Его сестра уже спешила к нему.
– Ничего страшного, Проспер, мадам просто поперхнулась… Принесите воды, сейчас она прокашляется, и все будет хорошо.
Кристиан Эрмелин дрожащими руками налил воды из графина, едва не уронив его, и поднес бокал матери. Через силу мадам Эрмелин сделала несколько глотков.
– Все хорошо, все хорошо, – заученно твердил управляющий, поглаживая ее по плечу.
Мадам Эрмелин повернула голову, заметила его и улыбнулась.
– Спасибо, Проспер… Спасибо.
– Мама, – пробормотал Гюстав, – с вами все в порядке?
– Да. – Держась за руку Проспера, мадам Эрмелин с усилием поднялась на ноги. – Со мной… все хорошо.
В следующее мгновение ее ноги словно подломились в коленях, и она упала на ковер. Из ее рта бежала тонкая струйка крови.
Глава шестая,
в которой происходит непоправимое
– Что случилось? – были первые слова Рудольфа фон Лихтенштейна после того, как он переступил порог. Доблестный германский агент был бледен и не вполне уверенно держался на ногах, но надо отдать должное его мужеству: он сумел-таки превозмочь коварную хворь и вышел к обществу засвидетельствовать свое почтение.
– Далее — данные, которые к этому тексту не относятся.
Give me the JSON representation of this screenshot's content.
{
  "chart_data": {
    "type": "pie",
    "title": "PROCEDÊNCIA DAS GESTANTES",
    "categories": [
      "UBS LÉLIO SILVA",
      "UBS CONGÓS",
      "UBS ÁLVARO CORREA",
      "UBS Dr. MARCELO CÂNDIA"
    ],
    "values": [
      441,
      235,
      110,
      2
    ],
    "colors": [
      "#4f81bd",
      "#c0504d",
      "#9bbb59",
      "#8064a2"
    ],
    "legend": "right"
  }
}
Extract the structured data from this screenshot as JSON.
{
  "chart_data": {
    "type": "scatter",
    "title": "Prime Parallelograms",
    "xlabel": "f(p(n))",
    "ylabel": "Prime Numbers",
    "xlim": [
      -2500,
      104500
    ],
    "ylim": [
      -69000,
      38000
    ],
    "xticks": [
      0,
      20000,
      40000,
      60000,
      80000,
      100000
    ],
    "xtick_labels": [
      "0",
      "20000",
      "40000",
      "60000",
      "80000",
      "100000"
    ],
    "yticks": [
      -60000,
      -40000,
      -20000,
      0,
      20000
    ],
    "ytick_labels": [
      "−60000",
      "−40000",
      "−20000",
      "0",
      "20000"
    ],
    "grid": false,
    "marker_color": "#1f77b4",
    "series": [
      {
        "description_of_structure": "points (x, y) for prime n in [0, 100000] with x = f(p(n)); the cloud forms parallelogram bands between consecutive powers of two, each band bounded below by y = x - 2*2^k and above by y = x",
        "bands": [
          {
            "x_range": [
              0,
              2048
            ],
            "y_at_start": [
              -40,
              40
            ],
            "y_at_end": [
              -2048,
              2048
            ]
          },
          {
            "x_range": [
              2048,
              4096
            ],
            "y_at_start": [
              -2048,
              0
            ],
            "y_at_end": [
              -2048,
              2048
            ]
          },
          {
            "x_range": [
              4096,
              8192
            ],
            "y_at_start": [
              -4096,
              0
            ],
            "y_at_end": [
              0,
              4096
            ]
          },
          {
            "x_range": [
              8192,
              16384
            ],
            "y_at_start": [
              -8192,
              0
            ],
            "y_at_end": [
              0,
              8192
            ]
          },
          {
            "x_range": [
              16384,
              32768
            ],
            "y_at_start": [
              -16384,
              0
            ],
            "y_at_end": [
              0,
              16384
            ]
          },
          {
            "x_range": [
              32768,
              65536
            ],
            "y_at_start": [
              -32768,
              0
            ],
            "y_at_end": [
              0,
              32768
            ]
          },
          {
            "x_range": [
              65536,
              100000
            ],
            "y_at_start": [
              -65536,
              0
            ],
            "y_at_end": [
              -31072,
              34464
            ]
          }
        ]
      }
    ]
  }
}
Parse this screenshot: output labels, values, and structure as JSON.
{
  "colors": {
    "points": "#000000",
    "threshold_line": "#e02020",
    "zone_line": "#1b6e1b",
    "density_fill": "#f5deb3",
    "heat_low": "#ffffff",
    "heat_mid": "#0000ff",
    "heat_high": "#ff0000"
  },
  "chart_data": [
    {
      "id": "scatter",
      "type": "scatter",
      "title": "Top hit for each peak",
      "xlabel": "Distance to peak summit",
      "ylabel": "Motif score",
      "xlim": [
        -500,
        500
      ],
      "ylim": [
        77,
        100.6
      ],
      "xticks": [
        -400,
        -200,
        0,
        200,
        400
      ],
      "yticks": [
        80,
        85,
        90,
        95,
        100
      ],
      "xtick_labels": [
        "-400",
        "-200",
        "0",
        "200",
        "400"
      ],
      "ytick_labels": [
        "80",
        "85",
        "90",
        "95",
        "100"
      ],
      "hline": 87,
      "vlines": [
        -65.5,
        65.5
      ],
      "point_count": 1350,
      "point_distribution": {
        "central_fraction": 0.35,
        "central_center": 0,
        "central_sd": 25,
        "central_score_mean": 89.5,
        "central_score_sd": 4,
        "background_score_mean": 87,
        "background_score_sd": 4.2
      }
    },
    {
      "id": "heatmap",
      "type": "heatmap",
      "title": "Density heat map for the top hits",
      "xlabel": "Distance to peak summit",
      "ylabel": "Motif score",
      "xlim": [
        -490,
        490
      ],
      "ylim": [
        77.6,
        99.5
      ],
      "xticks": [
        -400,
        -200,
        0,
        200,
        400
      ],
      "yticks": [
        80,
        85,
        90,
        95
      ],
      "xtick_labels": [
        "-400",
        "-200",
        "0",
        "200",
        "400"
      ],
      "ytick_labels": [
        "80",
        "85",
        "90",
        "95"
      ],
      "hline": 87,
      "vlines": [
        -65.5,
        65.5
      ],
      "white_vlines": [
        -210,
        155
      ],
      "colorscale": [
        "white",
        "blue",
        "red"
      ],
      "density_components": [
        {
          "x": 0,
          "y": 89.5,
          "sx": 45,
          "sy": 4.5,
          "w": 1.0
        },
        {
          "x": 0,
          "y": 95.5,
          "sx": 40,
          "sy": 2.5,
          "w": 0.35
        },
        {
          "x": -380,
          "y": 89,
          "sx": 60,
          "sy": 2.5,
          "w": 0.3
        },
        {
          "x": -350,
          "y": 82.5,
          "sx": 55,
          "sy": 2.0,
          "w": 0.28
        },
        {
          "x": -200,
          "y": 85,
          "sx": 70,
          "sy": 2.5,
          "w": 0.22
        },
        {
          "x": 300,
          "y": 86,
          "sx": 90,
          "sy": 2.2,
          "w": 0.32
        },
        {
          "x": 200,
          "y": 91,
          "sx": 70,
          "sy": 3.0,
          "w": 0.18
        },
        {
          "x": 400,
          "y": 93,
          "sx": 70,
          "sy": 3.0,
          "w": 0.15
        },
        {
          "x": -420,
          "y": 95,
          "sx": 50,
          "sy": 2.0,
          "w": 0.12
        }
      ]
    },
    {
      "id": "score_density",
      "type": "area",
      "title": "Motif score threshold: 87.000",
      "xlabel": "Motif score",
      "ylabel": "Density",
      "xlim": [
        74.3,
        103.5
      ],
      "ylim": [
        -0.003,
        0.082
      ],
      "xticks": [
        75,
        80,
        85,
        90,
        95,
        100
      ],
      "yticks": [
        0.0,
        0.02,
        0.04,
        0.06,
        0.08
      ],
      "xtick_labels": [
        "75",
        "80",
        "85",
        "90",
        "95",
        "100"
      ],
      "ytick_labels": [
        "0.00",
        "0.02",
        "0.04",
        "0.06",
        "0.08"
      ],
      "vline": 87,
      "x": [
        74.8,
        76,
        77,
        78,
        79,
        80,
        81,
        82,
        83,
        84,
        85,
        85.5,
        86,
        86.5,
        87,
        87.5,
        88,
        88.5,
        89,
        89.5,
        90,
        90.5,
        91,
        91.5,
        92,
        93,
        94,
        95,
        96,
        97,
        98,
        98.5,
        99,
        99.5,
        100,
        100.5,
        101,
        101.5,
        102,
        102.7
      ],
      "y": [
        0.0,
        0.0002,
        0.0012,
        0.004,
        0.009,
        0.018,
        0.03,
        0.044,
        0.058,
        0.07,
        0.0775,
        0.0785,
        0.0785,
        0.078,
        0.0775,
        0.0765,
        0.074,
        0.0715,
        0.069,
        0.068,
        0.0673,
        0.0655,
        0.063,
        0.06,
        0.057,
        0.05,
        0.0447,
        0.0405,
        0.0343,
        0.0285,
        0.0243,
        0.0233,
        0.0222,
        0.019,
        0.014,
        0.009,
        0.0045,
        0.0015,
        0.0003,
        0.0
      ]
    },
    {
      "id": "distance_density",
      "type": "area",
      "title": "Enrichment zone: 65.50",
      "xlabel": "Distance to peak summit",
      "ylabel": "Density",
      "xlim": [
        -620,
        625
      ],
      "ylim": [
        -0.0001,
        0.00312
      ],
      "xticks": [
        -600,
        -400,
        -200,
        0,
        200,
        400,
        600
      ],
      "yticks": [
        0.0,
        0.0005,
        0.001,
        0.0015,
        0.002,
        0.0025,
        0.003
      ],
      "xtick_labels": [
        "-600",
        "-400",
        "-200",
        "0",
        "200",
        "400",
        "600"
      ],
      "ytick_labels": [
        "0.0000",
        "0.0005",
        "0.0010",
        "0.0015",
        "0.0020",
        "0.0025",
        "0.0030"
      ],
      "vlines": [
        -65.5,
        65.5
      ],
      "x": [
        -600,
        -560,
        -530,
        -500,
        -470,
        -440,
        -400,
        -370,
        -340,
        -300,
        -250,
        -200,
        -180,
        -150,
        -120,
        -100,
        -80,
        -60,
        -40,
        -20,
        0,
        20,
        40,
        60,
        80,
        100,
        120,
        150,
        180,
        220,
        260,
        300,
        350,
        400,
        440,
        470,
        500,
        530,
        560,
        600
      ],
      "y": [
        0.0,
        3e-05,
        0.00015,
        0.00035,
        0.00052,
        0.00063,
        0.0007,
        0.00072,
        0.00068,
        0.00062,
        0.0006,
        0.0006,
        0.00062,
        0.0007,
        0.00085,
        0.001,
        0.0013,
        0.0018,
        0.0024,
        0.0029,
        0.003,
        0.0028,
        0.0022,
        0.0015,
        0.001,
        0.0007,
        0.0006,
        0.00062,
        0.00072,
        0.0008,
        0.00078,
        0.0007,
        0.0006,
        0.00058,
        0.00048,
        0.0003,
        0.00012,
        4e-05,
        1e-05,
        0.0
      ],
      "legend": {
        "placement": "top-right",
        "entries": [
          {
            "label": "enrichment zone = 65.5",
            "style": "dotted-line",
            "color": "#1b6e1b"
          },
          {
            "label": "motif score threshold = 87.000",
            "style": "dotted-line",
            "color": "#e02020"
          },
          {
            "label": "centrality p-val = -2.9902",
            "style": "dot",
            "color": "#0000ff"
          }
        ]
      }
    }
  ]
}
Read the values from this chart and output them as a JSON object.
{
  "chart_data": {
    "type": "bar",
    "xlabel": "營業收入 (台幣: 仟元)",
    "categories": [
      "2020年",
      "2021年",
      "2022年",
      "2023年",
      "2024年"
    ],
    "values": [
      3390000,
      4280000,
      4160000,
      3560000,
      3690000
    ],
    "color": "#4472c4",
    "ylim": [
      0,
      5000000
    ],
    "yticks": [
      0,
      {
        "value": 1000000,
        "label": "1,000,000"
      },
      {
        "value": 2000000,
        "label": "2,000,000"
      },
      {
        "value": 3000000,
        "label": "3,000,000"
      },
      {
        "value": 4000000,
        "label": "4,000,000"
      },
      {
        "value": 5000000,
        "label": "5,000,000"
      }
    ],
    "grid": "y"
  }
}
Он налетел на фрау Кляйн, молодую симпатичную жену здоровяка из Эльзаса, и вспыхнул.
– О, простите…
Обогнув фрау Кляйн, он поспешил к Амалии.
– Что произошло? – спросил он ее шепотом. – Надеюсь, никто не получил сотрясение мозга?
К нему подошел лакей с подносом, и, подумав долю мгновения, Рудольф снял с него бокал на высокой ножке.
– Вы дурно обо мне думаете, кузен, – с укором сказала Амалия. – Просто мадам Эрмелин подавилась шампанским, ей стало нехорошо, и ее унесли в каюту.
Рудольф вытаращил глаза и поперхнулся. Амалия, как и положено заботливой родственнице, поспешила к нему на помощь и легонько постучала его по широкой спине, после чего Рудольф перестал кашлять.